Forecasting is the practice of foretelling future events. It may entail compiling historical data like
past sales and creating a mathematical model to help predict the future.
Forecasting is valuable to businesses because it gives the ability to make informed business
decisions and develop data-driven strategies. Financial and operational decisions are made
based on current market conditions and predictions on how the future looks. Here are some
reasons why forecasting is crucial for your business.
1. Take advantage of real-time data
Modern businesses obtain real-time consumer data from a wide array of sources. With sales
forecasting models, you easily estimate future demand for a specific product or service
leveraging real-time consumer data. Some of the sources of consumer data include sales reps,
online surveys, and market tests.
2. Promotes collaboration and coordination
Forecasting isn’t one person’s responsibility. Instead, it requires collaboration and coordination
of all team leaders. Getting all concerned parties to participate in the process of predicting future
events automatically encourages collaboration and coordination.

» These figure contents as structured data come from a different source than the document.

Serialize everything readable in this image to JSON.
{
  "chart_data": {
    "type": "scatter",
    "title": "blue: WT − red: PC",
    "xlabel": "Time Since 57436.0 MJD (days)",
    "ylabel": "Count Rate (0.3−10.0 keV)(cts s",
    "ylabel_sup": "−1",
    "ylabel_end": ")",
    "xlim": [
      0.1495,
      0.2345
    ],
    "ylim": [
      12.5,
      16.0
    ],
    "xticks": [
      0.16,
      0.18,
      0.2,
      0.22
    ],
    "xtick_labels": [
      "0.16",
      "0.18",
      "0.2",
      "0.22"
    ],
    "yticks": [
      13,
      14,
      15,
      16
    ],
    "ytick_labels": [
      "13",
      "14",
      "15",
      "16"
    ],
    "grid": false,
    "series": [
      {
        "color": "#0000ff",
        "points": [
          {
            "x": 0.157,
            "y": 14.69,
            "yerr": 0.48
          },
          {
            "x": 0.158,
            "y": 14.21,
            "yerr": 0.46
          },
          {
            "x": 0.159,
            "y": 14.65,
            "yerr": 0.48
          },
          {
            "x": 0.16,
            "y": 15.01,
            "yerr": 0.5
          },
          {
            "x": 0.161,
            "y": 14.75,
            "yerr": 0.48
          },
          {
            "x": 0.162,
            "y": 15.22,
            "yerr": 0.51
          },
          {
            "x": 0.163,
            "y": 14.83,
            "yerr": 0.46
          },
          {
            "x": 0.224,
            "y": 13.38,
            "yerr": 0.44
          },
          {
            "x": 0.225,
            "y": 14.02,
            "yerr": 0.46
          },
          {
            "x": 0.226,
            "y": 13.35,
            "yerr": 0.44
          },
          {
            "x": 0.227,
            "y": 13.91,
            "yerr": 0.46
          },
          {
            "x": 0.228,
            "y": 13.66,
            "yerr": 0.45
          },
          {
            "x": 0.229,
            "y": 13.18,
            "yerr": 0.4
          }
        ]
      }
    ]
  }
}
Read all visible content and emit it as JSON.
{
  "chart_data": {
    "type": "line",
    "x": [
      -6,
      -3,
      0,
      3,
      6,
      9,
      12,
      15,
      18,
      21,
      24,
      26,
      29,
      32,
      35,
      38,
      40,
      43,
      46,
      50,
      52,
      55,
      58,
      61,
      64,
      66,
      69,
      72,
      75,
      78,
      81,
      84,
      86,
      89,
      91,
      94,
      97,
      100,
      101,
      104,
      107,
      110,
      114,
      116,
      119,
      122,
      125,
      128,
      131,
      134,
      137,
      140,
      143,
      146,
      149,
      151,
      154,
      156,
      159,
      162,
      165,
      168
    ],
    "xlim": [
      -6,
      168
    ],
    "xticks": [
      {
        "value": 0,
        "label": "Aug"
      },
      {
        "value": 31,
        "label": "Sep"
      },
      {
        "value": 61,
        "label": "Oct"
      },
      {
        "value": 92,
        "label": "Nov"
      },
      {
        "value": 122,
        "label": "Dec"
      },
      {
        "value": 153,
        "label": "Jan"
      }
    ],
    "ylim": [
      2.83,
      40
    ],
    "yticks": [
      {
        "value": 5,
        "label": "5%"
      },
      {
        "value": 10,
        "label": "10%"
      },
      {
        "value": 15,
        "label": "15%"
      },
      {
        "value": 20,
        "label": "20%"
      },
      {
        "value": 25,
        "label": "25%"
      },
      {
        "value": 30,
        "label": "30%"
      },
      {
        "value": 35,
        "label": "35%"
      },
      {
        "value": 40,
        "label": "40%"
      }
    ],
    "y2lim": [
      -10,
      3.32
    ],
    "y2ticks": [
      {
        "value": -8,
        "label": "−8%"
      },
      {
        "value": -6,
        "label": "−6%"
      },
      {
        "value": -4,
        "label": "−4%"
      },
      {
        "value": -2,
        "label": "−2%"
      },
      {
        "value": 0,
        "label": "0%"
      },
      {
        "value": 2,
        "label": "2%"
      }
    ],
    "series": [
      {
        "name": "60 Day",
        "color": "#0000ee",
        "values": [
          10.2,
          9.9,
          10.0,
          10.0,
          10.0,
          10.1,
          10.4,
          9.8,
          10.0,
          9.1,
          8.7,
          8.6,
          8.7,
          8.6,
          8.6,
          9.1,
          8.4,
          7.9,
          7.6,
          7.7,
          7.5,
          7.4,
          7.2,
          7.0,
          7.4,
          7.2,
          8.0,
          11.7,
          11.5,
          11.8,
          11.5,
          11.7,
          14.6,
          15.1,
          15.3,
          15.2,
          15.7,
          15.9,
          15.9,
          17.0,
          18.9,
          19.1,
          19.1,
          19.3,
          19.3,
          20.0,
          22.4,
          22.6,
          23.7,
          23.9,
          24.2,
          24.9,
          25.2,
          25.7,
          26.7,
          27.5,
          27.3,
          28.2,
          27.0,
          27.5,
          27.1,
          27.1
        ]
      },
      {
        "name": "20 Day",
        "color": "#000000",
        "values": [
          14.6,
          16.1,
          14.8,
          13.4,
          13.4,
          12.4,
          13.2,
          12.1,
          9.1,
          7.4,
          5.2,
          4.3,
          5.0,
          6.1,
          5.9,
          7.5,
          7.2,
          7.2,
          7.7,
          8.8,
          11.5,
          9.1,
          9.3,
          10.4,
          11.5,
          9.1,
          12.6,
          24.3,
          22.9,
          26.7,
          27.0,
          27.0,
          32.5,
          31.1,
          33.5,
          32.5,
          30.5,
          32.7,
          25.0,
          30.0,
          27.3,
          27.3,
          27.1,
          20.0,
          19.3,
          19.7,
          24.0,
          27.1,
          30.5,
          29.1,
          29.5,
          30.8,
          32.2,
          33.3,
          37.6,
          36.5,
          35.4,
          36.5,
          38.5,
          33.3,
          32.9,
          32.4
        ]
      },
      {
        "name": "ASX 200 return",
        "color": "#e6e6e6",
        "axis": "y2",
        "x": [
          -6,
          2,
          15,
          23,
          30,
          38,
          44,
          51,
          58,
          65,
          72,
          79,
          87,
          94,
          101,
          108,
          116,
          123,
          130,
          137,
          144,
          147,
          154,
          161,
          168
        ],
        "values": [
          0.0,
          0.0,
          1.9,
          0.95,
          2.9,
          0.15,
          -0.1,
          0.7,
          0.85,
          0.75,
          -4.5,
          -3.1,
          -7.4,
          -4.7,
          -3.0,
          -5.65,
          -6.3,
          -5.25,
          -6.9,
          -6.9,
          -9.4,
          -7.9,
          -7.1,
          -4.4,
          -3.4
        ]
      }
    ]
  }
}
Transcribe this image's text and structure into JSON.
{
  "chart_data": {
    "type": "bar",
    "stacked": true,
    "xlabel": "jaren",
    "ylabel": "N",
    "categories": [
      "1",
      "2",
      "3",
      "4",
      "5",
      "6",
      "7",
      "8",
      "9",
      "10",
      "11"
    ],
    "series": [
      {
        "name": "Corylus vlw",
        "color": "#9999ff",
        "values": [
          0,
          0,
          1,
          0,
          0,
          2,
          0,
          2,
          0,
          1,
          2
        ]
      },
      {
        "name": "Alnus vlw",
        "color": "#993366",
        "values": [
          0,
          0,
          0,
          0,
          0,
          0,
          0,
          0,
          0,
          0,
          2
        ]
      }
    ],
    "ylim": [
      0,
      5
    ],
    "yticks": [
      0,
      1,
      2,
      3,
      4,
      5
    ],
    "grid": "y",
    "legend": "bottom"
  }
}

It also guarantees adaptability
to fast-changing conditions.
3. Plan formulation
Forecasting is an important part of planning because planning premises consists of some
predictions. In fact, forecasting is the basis on which planning happens. Planning under all
conditions and in all instances involves a considerable degree of projecting the future in the view
of current circumstances and environment. So there is a close relationship between forecasting
and planning. Adequate planning, be it short term or long-term, departmental or overall, relies on
forecasting to a greater extent.
Forecasting helps you plan the next steps for your business. It helps you gain a clear
understanding of what measures you need to put in place to grow. It allows you to come up with
smart short-term and long-term goals. It also enables you to make intelligent investment
decisions and promotes a team spirit and coordination in the workplace when heads of
departments participate in the process of forecasting.